シーラック伯爵家の近くで、グレン殿下はずっと立って待っていらしたようだった。

「エイリル・・・・!何もなかったか!?」

「大丈夫ですわ。しかし、何も情報は得られなくて・・・・」

「そんなことは気にしなくて良い」

その時、私はあることに気づいた。

私もほとんど情報を得られなかったが、【リエナ様もほとんど何の情報も得られなかったはずだ】。
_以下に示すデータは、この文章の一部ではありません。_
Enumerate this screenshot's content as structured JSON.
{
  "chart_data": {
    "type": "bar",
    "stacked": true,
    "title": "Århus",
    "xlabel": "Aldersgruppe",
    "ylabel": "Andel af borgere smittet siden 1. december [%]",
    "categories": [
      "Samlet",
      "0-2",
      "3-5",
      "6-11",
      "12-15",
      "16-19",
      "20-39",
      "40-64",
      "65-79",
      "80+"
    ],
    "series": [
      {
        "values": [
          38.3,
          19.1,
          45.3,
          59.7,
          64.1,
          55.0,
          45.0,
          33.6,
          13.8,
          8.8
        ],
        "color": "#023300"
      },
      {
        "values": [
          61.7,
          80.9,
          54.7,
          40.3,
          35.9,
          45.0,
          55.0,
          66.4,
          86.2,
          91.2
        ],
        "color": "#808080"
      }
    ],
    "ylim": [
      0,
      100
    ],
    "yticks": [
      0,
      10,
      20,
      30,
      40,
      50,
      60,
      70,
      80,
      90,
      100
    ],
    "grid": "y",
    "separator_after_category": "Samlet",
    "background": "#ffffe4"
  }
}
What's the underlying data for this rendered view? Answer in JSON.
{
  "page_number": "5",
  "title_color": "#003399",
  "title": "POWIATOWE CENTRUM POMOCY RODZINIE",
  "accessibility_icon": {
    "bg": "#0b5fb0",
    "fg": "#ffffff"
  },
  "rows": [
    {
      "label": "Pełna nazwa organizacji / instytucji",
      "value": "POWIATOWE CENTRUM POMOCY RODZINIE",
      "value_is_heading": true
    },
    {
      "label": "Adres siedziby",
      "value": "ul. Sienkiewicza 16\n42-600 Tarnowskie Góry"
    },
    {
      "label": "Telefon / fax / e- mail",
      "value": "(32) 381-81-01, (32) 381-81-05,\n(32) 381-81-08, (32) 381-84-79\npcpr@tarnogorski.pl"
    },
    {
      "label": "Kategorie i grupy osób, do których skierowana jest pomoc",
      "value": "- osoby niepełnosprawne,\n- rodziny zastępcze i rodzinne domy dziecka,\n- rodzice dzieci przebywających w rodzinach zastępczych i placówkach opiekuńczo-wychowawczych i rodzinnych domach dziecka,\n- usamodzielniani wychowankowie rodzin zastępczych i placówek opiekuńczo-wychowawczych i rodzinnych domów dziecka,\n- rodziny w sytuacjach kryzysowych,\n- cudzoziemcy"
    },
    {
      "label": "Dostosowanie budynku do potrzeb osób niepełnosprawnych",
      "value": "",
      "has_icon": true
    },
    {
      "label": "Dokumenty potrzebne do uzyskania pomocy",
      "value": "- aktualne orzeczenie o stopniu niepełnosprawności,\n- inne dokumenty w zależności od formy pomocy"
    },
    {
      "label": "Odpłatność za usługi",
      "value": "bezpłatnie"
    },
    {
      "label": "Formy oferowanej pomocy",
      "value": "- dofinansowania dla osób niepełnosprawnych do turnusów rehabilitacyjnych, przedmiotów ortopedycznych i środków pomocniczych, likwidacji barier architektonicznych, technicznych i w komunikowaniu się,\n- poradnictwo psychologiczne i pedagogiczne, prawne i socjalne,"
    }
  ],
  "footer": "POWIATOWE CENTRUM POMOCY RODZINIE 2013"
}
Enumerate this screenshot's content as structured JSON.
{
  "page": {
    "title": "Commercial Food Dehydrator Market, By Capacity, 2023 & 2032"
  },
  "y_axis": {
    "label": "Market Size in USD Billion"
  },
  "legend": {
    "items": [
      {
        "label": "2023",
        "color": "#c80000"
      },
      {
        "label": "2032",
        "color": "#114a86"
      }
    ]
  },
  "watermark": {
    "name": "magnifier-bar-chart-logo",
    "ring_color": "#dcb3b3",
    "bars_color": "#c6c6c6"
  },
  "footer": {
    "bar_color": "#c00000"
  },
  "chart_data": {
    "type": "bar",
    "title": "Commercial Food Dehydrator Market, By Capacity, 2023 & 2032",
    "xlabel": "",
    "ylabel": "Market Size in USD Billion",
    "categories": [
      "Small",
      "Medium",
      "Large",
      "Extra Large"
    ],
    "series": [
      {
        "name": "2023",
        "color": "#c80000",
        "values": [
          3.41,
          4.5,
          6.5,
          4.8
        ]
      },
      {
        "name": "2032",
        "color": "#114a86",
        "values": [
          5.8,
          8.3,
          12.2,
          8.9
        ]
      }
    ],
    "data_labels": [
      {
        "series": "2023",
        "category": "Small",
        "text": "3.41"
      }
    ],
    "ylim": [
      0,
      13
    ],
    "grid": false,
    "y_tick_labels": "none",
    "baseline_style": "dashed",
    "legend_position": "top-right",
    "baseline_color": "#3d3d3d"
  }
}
では何故、リエナ様は今回の私の訪問を受け入れたのだろう?



その思考が頭を巡った瞬間のことだった。

急に心臓が締め付けられるように痛み、呼吸が苦しくなる。

「はぁ・・・・!はぁ・・・・!」

「エイリル!」

私に聖女の力は効かない。

しかし、聖女の力以外を防ぐことは出来ない。

ましてや、「紅茶に毒を入れられたことに気づけるはずがない」

いや、本当は気づけたのかも知れない。

それでも、私はリエナ様が私を【殺したいほど】憎んでいるとは知らなかったのだ。

意識が遠のくのを感じる。

薄れゆく意識の中で、グレン殿下が私の名前を呼び続けている声が聞こえ続けた。


またあの時のように瞼《まぶた》が重く、上手く動かない。


「エイリル・フォンリース、久しぶりね」


その時、またあの女神の声が聞こえた。


「ねぇ、もう一人の聖女と話したのでしょう?どうだったかしら?・・・・まぁ結局、貴方が毒を盛られただけだったわね」

「今の所、このゲームはもう一人の聖女・・・・つまりリエナの方が優勢《ゆうせい》ね。だって、貴方はまだ聖女の力を知らないもの」


私はリエナ様に毒を盛られた。

リエナ様はそのために私を屋敷に招いたのだろう。

リエナ様は私の聖女の力のせいで私を恨んでいるようだった。


「聖女の力が知りたいの?ふふっ、でもまだダメよ。それに貴方はきっと聖女の力を知っても、【上手く使えない】。だって、【優しい】もの」

「何度でも言うわ。この聖女の力は貴方が【優しい】から授けたの。貴方が優しいからこそ、貴方にこの力を授けることは【面白い】」

「さぁ、早く目を覚まして。毒を飲んだのは幸《さいわ》い一口だけだったおかげで、亡くなりはしないわ」


女神の声が遠くなっていく。

女神の面白い試合を観戦しているかのような楽しそうな笑い声が聞こえた気がした。